For efficiency, a sample of 2,500 observations was extracted from the dataset. The original target variable was continuous, representing salaries. It was transformed into a categorical variable, with salaries in the >= 75th percentile categorized as high.
- The target variable was converted from continuous to categorical, with the cutoff for high salaries set at the 75th percentile.
- A subset of 2,500 observations was sampled to enhance the efficiency of the analysis.
- Naive Bayes was chosen as the primary model for its simplicity and effectiveness in text classification tasks.
- Both Count Vectorizer and TF-IDF techniques were evaluated to determine their effectiveness in processing text data.
- Count Vectorizer was found to be more effective, leading to higher accuracy in the predictive model.
- Variations of Count Vectorizer, including changes in n-grams, max features, and document frequency thresholds, were tested but did not yield significant improvements.

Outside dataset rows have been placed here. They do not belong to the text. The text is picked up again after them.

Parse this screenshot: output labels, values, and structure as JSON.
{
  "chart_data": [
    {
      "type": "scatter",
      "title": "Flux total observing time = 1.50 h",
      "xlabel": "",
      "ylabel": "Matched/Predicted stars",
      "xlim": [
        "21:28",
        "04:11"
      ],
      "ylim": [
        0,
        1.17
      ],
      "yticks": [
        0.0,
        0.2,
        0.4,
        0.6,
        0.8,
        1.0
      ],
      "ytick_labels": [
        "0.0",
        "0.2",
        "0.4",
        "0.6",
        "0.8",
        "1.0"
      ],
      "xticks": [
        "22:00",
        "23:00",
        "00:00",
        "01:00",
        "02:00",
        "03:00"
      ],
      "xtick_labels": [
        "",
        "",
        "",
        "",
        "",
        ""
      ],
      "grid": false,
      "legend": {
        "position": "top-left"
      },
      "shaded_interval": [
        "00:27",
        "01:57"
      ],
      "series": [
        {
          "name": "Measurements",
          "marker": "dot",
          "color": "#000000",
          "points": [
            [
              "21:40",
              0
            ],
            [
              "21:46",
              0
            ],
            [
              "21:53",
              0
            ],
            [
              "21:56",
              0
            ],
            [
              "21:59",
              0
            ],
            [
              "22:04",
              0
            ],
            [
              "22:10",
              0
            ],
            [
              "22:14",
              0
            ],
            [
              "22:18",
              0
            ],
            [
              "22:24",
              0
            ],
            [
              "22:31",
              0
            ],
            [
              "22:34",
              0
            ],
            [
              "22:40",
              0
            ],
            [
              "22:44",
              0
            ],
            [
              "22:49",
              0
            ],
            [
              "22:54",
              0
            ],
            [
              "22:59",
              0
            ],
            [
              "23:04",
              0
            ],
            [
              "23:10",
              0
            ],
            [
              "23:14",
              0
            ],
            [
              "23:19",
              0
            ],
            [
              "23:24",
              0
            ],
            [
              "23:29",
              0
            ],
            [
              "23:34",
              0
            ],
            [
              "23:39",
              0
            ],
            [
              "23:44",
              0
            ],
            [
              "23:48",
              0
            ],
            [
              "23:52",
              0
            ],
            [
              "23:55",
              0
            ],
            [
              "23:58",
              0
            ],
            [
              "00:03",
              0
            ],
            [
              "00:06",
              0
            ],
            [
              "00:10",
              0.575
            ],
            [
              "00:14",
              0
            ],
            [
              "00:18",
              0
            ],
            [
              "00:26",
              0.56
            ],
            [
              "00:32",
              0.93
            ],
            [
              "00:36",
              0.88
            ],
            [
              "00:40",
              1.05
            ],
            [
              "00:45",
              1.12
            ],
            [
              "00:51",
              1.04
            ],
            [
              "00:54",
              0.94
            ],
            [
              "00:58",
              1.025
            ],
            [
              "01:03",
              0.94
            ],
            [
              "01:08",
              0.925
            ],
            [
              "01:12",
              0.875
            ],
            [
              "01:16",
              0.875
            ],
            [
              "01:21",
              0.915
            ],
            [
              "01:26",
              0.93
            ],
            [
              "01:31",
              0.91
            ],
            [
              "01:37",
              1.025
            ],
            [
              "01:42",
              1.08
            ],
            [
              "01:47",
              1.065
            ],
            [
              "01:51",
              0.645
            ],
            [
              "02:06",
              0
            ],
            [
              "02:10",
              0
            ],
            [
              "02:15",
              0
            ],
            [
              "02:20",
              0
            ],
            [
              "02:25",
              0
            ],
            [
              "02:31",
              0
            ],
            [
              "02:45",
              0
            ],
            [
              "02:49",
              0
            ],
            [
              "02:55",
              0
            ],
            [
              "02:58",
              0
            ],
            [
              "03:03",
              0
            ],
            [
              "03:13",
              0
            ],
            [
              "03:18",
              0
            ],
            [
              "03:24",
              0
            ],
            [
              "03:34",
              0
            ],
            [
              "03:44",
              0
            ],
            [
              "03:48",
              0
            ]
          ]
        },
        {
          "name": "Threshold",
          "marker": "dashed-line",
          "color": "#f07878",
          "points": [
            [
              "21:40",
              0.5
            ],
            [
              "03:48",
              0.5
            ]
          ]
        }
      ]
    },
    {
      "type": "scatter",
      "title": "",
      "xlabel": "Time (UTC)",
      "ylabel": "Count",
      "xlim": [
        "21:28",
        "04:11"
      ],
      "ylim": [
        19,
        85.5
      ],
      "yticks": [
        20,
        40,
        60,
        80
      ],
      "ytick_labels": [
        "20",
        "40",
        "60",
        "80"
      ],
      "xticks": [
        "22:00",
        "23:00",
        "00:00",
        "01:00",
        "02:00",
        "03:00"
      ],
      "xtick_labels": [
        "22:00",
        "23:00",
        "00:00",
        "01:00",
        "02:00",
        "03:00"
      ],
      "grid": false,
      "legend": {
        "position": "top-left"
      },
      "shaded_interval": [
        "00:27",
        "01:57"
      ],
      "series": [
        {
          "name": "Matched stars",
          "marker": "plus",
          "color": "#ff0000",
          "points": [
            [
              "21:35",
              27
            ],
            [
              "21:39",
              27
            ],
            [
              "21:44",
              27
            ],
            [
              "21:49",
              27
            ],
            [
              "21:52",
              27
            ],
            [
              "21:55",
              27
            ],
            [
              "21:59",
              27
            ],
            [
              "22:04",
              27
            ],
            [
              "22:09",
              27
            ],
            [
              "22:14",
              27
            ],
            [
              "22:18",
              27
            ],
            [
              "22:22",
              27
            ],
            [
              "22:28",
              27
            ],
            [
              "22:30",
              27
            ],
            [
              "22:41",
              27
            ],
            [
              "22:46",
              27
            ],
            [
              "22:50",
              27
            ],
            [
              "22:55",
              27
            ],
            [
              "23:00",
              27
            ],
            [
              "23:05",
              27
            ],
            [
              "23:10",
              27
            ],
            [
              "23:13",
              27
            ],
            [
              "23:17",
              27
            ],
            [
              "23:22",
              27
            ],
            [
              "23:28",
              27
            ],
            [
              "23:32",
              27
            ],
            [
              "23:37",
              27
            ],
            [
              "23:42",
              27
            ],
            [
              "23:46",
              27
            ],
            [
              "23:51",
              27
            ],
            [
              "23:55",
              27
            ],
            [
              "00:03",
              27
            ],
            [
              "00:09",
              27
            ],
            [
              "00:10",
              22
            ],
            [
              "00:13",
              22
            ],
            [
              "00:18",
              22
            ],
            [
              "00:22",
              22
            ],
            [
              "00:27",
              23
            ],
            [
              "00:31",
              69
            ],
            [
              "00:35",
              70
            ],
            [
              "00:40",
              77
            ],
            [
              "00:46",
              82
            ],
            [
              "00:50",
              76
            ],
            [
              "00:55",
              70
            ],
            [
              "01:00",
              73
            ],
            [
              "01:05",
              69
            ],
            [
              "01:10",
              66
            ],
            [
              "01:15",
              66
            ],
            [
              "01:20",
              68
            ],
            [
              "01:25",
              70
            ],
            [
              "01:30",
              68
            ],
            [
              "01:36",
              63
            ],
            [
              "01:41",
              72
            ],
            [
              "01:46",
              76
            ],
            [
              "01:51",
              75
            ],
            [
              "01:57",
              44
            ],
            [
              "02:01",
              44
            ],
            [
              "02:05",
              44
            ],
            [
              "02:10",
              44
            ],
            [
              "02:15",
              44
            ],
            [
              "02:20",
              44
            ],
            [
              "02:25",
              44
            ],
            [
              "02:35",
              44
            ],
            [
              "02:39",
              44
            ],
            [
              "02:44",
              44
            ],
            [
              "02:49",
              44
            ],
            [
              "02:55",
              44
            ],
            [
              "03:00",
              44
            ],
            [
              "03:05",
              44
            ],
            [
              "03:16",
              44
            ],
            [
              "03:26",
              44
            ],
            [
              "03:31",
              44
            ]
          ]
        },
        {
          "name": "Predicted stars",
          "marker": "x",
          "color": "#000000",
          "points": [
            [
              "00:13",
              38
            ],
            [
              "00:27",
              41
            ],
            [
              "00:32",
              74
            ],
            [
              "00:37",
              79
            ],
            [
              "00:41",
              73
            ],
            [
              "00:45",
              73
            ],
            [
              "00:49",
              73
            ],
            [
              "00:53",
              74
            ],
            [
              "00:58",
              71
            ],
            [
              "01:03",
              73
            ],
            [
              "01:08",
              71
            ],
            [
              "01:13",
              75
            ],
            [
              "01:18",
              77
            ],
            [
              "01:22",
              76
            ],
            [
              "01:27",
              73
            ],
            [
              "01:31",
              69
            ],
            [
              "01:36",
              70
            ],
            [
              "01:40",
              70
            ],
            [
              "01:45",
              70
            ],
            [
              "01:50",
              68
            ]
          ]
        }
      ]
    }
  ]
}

- Lemmatization was also experimented with; however, adjustments to hyperparameters in the count vectorizer did not improve the model performance, nor did lemmatization.
- A logistic regression model, trained on text data processed by Count Vectorizer, identified words with the highest positive coefficients as indicators of high salaries. These words include: director, senior, leadership, dentist, consumer, player, reputation, lead, successfully, and image.

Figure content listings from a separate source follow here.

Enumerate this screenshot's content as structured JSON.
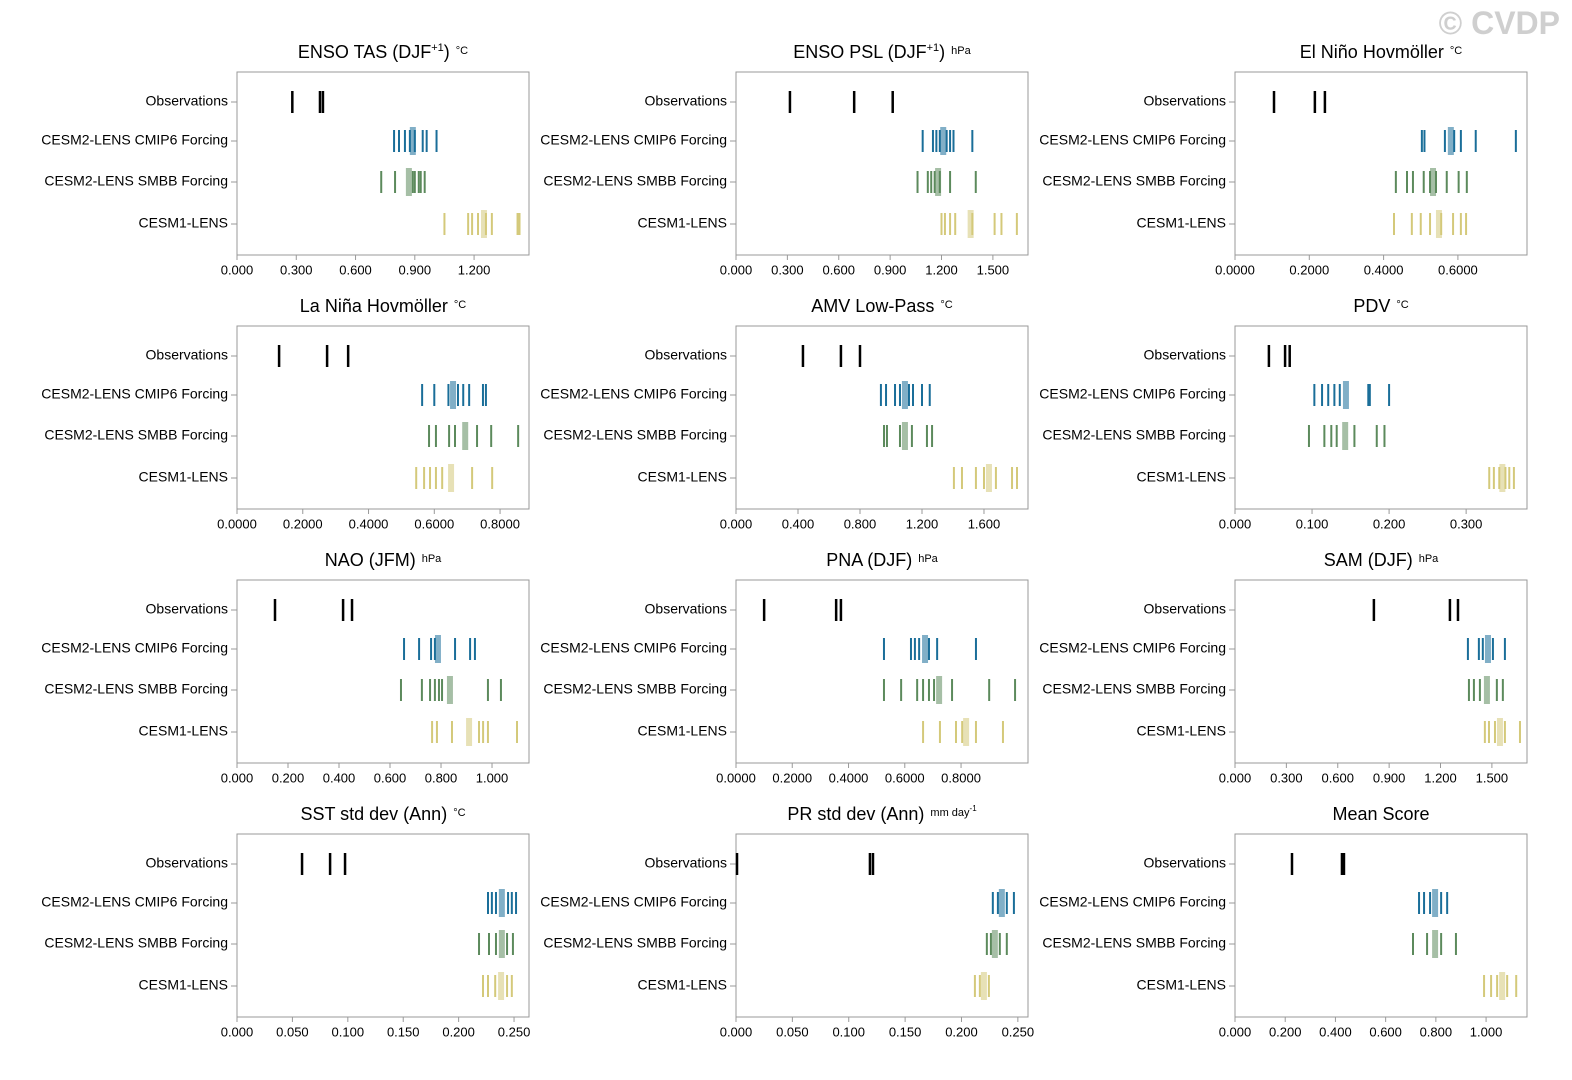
{
  "watermark": "© CVDP",
  "chart_data": [
    {
      "type": "strip",
      "title": "ENSO TAS (DJF",
      "title_sup": "+1",
      "title_end": ")",
      "units": "°C",
      "xlim": [
        0,
        1.478
      ],
      "xticks": [
        {
          "value": 0,
          "label": "0.000"
        },
        {
          "value": 0.3,
          "label": "0.300"
        },
        {
          "value": 0.6,
          "label": "0.600"
        },
        {
          "value": 0.9,
          "label": "0.900"
        },
        {
          "value": 1.2,
          "label": "1.200"
        }
      ],
      "rows": [
        {
          "label": "Observations",
          "color": "#000000",
          "values": [
            0.28,
            0.42,
            0.435
          ]
        },
        {
          "label": "CESM2-LENS CMIP6 Forcing",
          "color": "#1a6e99",
          "values": [
            0.795,
            0.82,
            0.85,
            0.875,
            0.9,
            0.94,
            0.96,
            1.01
          ],
          "mean": 0.89
        },
        {
          "label": "CESM2-LENS SMBB Forcing",
          "color": "#5c8a5c",
          "values": [
            0.73,
            0.8,
            0.89,
            0.9,
            0.92,
            0.93,
            0.95
          ],
          "mean": 0.87
        },
        {
          "label": "CESM1-LENS",
          "color": "#d4c97a",
          "values": [
            1.05,
            1.17,
            1.19,
            1.22,
            1.26,
            1.29,
            1.42,
            1.43
          ],
          "mean": 1.25
        }
      ]
    },
    {
      "type": "strip",
      "title": "ENSO PSL (DJF",
      "title_sup": "+1",
      "title_end": ")",
      "units": "hPa",
      "xlim": [
        0,
        1.705
      ],
      "xticks": [
        {
          "value": 0,
          "label": "0.000"
        },
        {
          "value": 0.3,
          "label": "0.300"
        },
        {
          "value": 0.6,
          "label": "0.600"
        },
        {
          "value": 0.9,
          "label": "0.900"
        },
        {
          "value": 1.2,
          "label": "1.200"
        },
        {
          "value": 1.5,
          "label": "1.500"
        }
      ],
      "rows": [
        {
          "label": "Observations",
          "color": "#000000",
          "values": [
            0.315,
            0.69,
            0.915
          ]
        },
        {
          "label": "CESM2-LENS CMIP6 Forcing",
          "color": "#1a6e99",
          "values": [
            1.09,
            1.15,
            1.17,
            1.19,
            1.23,
            1.25,
            1.27,
            1.38
          ],
          "mean": 1.21
        },
        {
          "label": "CESM2-LENS SMBB Forcing",
          "color": "#5c8a5c",
          "values": [
            1.06,
            1.12,
            1.14,
            1.16,
            1.19,
            1.25,
            1.4
          ],
          "mean": 1.18
        },
        {
          "label": "CESM1-LENS",
          "color": "#d4c97a",
          "values": [
            1.2,
            1.22,
            1.25,
            1.28,
            1.38,
            1.51,
            1.55,
            1.64
          ],
          "mean": 1.37
        }
      ]
    },
    {
      "type": "strip",
      "title": "El Niño Hovmöller",
      "units": "°C",
      "xlim": [
        0,
        0.786
      ],
      "xticks": [
        {
          "value": 0,
          "label": "0.0000"
        },
        {
          "value": 0.2,
          "label": "0.2000"
        },
        {
          "value": 0.4,
          "label": "0.4000"
        },
        {
          "value": 0.6,
          "label": "0.6000"
        }
      ],
      "rows": [
        {
          "label": "Observations",
          "color": "#000000",
          "values": [
            0.105,
            0.215,
            0.242
          ]
        },
        {
          "label": "CESM2-LENS CMIP6 Forcing",
          "color": "#1a6e99",
          "values": [
            0.503,
            0.51,
            0.565,
            0.59,
            0.608,
            0.648,
            0.756
          ],
          "mean": 0.581
        },
        {
          "label": "CESM2-LENS SMBB Forcing",
          "color": "#5c8a5c",
          "values": [
            0.433,
            0.463,
            0.479,
            0.508,
            0.525,
            0.541,
            0.57,
            0.602,
            0.624
          ],
          "mean": 0.533
        },
        {
          "label": "CESM1-LENS",
          "color": "#d4c97a",
          "values": [
            0.428,
            0.476,
            0.5,
            0.525,
            0.555,
            0.587,
            0.608,
            0.622
          ],
          "mean": 0.549
        }
      ]
    },
    {
      "type": "strip",
      "title": "La Niña Hovmöller",
      "units": "°C",
      "xlim": [
        0,
        0.888
      ],
      "xticks": [
        {
          "value": 0,
          "label": "0.0000"
        },
        {
          "value": 0.2,
          "label": "0.2000"
        },
        {
          "value": 0.4,
          "label": "0.4000"
        },
        {
          "value": 0.6,
          "label": "0.6000"
        },
        {
          "value": 0.8,
          "label": "0.8000"
        }
      ],
      "rows": [
        {
          "label": "Observations",
          "color": "#000000",
          "values": [
            0.128,
            0.274,
            0.338
          ]
        },
        {
          "label": "CESM2-LENS CMIP6 Forcing",
          "color": "#1a6e99",
          "values": [
            0.563,
            0.6,
            0.643,
            0.672,
            0.688,
            0.706,
            0.748,
            0.757
          ],
          "mean": 0.657
        },
        {
          "label": "CESM2-LENS SMBB Forcing",
          "color": "#5c8a5c",
          "values": [
            0.584,
            0.605,
            0.645,
            0.663,
            0.73,
            0.773,
            0.855
          ],
          "mean": 0.694
        },
        {
          "label": "CESM1-LENS",
          "color": "#d4c97a",
          "values": [
            0.545,
            0.569,
            0.587,
            0.605,
            0.624,
            0.715,
            0.776
          ],
          "mean": 0.651
        }
      ]
    },
    {
      "type": "strip",
      "title": "AMV Low-Pass",
      "units": "°C",
      "xlim": [
        0,
        1.884
      ],
      "xticks": [
        {
          "value": 0,
          "label": "0.000"
        },
        {
          "value": 0.4,
          "label": "0.400"
        },
        {
          "value": 0.8,
          "label": "0.800"
        },
        {
          "value": 1.2,
          "label": "1.200"
        },
        {
          "value": 1.6,
          "label": "1.600"
        }
      ],
      "rows": [
        {
          "label": "Observations",
          "color": "#000000",
          "values": [
            0.432,
            0.677,
            0.8
          ]
        },
        {
          "label": "CESM2-LENS CMIP6 Forcing",
          "color": "#1a6e99",
          "values": [
            0.935,
            0.968,
            1.026,
            1.058,
            1.116,
            1.142,
            1.2,
            1.25
          ],
          "mean": 1.09
        },
        {
          "label": "CESM2-LENS SMBB Forcing",
          "color": "#5c8a5c",
          "values": [
            0.955,
            0.974,
            1.058,
            1.135,
            1.232,
            1.265
          ],
          "mean": 1.09
        },
        {
          "label": "CESM1-LENS",
          "color": "#d4c97a",
          "values": [
            1.406,
            1.458,
            1.548,
            1.6,
            1.677,
            1.781,
            1.813
          ],
          "mean": 1.632
        }
      ]
    },
    {
      "type": "strip",
      "title": "PDV",
      "units": "°C",
      "xlim": [
        0,
        0.379
      ],
      "xticks": [
        {
          "value": 0,
          "label": "0.000"
        },
        {
          "value": 0.1,
          "label": "0.100"
        },
        {
          "value": 0.2,
          "label": "0.200"
        },
        {
          "value": 0.3,
          "label": "0.300"
        }
      ],
      "rows": [
        {
          "label": "Observations",
          "color": "#000000",
          "values": [
            0.044,
            0.065,
            0.071
          ]
        },
        {
          "label": "CESM2-LENS CMIP6 Forcing",
          "color": "#1a6e99",
          "values": [
            0.103,
            0.113,
            0.121,
            0.129,
            0.136,
            0.173,
            0.175,
            0.2
          ],
          "mean": 0.144
        },
        {
          "label": "CESM2-LENS SMBB Forcing",
          "color": "#5c8a5c",
          "values": [
            0.096,
            0.116,
            0.125,
            0.132,
            0.155,
            0.184,
            0.194
          ],
          "mean": 0.143
        },
        {
          "label": "CESM1-LENS",
          "color": "#d4c97a",
          "values": [
            0.33,
            0.336,
            0.343,
            0.351,
            0.356,
            0.362
          ],
          "mean": 0.347
        }
      ]
    },
    {
      "type": "strip",
      "title": "NAO (JFM)",
      "units": "hPa",
      "xlim": [
        0,
        1.145
      ],
      "xticks": [
        {
          "value": 0,
          "label": "0.000"
        },
        {
          "value": 0.2,
          "label": "0.200"
        },
        {
          "value": 0.4,
          "label": "0.400"
        },
        {
          "value": 0.6,
          "label": "0.600"
        },
        {
          "value": 0.8,
          "label": "0.800"
        },
        {
          "value": 1,
          "label": "1.000"
        }
      ],
      "rows": [
        {
          "label": "Observations",
          "color": "#000000",
          "values": [
            0.149,
            0.416,
            0.451
          ]
        },
        {
          "label": "CESM2-LENS CMIP6 Forcing",
          "color": "#1a6e99",
          "values": [
            0.655,
            0.714,
            0.761,
            0.776,
            0.855,
            0.914,
            0.933
          ],
          "mean": 0.788
        },
        {
          "label": "CESM2-LENS SMBB Forcing",
          "color": "#5c8a5c",
          "values": [
            0.643,
            0.725,
            0.757,
            0.776,
            0.792,
            0.804,
            0.984,
            1.035
          ],
          "mean": 0.835
        },
        {
          "label": "CESM1-LENS",
          "color": "#d4c97a",
          "values": [
            0.765,
            0.784,
            0.843,
            0.949,
            0.965,
            0.984,
            1.098
          ],
          "mean": 0.91
        }
      ]
    },
    {
      "type": "strip",
      "title": "PNA (DJF)",
      "units": "hPa",
      "xlim": [
        0,
        1.038
      ],
      "xticks": [
        {
          "value": 0,
          "label": "0.0000"
        },
        {
          "value": 0.2,
          "label": "0.2000"
        },
        {
          "value": 0.4,
          "label": "0.4000"
        },
        {
          "value": 0.6,
          "label": "0.6000"
        },
        {
          "value": 0.8,
          "label": "0.8000"
        }
      ],
      "rows": [
        {
          "label": "Observations",
          "color": "#000000",
          "values": [
            0.1,
            0.356,
            0.373
          ]
        },
        {
          "label": "CESM2-LENS CMIP6 Forcing",
          "color": "#1a6e99",
          "values": [
            0.526,
            0.622,
            0.636,
            0.651,
            0.686,
            0.715,
            0.853
          ],
          "mean": 0.672
        },
        {
          "label": "CESM2-LENS SMBB Forcing",
          "color": "#5c8a5c",
          "values": [
            0.526,
            0.587,
            0.644,
            0.665,
            0.686,
            0.704,
            0.768,
            0.9,
            0.992
          ],
          "mean": 0.722
        },
        {
          "label": "CESM1-LENS",
          "color": "#d4c97a",
          "values": [
            0.665,
            0.725,
            0.782,
            0.804,
            0.853,
            0.949
          ],
          "mean": 0.818
        }
      ]
    },
    {
      "type": "strip",
      "title": "SAM (DJF)",
      "units": "hPa",
      "xlim": [
        0,
        1.705
      ],
      "xticks": [
        {
          "value": 0,
          "label": "0.000"
        },
        {
          "value": 0.3,
          "label": "0.300"
        },
        {
          "value": 0.6,
          "label": "0.600"
        },
        {
          "value": 0.9,
          "label": "0.900"
        },
        {
          "value": 1.2,
          "label": "1.200"
        },
        {
          "value": 1.5,
          "label": "1.500"
        }
      ],
      "rows": [
        {
          "label": "Observations",
          "color": "#000000",
          "values": [
            0.811,
            1.255,
            1.302
          ]
        },
        {
          "label": "CESM2-LENS CMIP6 Forcing",
          "color": "#1a6e99",
          "values": [
            1.36,
            1.424,
            1.447,
            1.506,
            1.576
          ],
          "mean": 1.477
        },
        {
          "label": "CESM2-LENS SMBB Forcing",
          "color": "#5c8a5c",
          "values": [
            1.366,
            1.395,
            1.43,
            1.529,
            1.564
          ],
          "mean": 1.471
        },
        {
          "label": "CESM1-LENS",
          "color": "#d4c97a",
          "values": [
            1.459,
            1.483,
            1.518,
            1.576,
            1.664
          ],
          "mean": 1.547
        }
      ]
    },
    {
      "type": "strip",
      "title": "SST std dev (Ann)",
      "units": "°C",
      "xlim": [
        0,
        0.2635
      ],
      "xticks": [
        {
          "value": 0,
          "label": "0.000"
        },
        {
          "value": 0.05,
          "label": "0.050"
        },
        {
          "value": 0.1,
          "label": "0.100"
        },
        {
          "value": 0.15,
          "label": "0.150"
        },
        {
          "value": 0.2,
          "label": "0.200"
        },
        {
          "value": 0.25,
          "label": "0.250"
        }
      ],
      "rows": [
        {
          "label": "Observations",
          "color": "#000000",
          "values": [
            0.0587,
            0.084,
            0.0975
          ]
        },
        {
          "label": "CESM2-LENS CMIP6 Forcing",
          "color": "#1a6e99",
          "values": [
            0.2265,
            0.23,
            0.2337,
            0.2446,
            0.248,
            0.2518
          ],
          "mean": 0.239
        },
        {
          "label": "CESM2-LENS SMBB Forcing",
          "color": "#5c8a5c",
          "values": [
            0.2184,
            0.2274,
            0.2337,
            0.2437,
            0.249
          ],
          "mean": 0.239
        },
        {
          "label": "CESM1-LENS",
          "color": "#d4c97a",
          "values": [
            0.222,
            0.2265,
            0.233,
            0.2437,
            0.248
          ],
          "mean": 0.2383
        }
      ]
    },
    {
      "type": "strip",
      "title": "PR std dev (Ann)",
      "units": "mm day",
      "units_sup": "-1",
      "xlim": [
        0,
        0.259
      ],
      "xticks": [
        {
          "value": 0,
          "label": "0.000"
        },
        {
          "value": 0.05,
          "label": "0.050"
        },
        {
          "value": 0.1,
          "label": "0.100"
        },
        {
          "value": 0.15,
          "label": "0.150"
        },
        {
          "value": 0.2,
          "label": "0.200"
        },
        {
          "value": 0.25,
          "label": "0.250"
        }
      ],
      "rows": [
        {
          "label": "Observations",
          "color": "#000000",
          "values": [
            0.0009,
            0.1188,
            0.1215
          ]
        },
        {
          "label": "CESM2-LENS CMIP6 Forcing",
          "color": "#1a6e99",
          "values": [
            0.2278,
            0.2323,
            0.2402,
            0.2465
          ],
          "mean": 0.2358
        },
        {
          "label": "CESM2-LENS SMBB Forcing",
          "color": "#5c8a5c",
          "values": [
            0.2225,
            0.2261,
            0.234,
            0.2402
          ],
          "mean": 0.2296
        },
        {
          "label": "CESM1-LENS",
          "color": "#d4c97a",
          "values": [
            0.2119,
            0.2163,
            0.2243
          ],
          "mean": 0.2199
        }
      ]
    },
    {
      "type": "strip",
      "title": "Mean Score",
      "xlim": [
        0,
        1.163
      ],
      "xticks": [
        {
          "value": 0,
          "label": "0.000"
        },
        {
          "value": 0.2,
          "label": "0.200"
        },
        {
          "value": 0.4,
          "label": "0.400"
        },
        {
          "value": 0.6,
          "label": "0.600"
        },
        {
          "value": 0.8,
          "label": "0.800"
        },
        {
          "value": 1,
          "label": "1.000"
        }
      ],
      "rows": [
        {
          "label": "Observations",
          "color": "#000000",
          "values": [
            0.227,
            0.426,
            0.434
          ]
        },
        {
          "label": "CESM2-LENS CMIP6 Forcing",
          "color": "#1a6e99",
          "values": [
            0.733,
            0.753,
            0.777,
            0.821,
            0.845
          ],
          "mean": 0.797
        },
        {
          "label": "CESM2-LENS SMBB Forcing",
          "color": "#5c8a5c",
          "values": [
            0.709,
            0.765,
            0.821,
            0.88
          ],
          "mean": 0.797
        },
        {
          "label": "CESM1-LENS",
          "color": "#d4c97a",
          "values": [
            0.992,
            1.02,
            1.044,
            1.084,
            1.12
          ],
          "mean": 1.064
        }
      ]
    }
  ]
}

- Words with the lowest coefficients, suggesting a negative correlation with salary, were identified as indicators of low salaries. These words include: applicants, standard, basic, database, hours, depending, timely, selling, building, and stock.
This project demonstrates the application of Naive Bayes and logistic regression models to classify job descriptions into high and low salary categories based on the text of the job descriptions. Through careful feature engineering and model selection, it was possible to identify key words associated with each salary category, providing insights into the factors that may influence salary levels in job postings.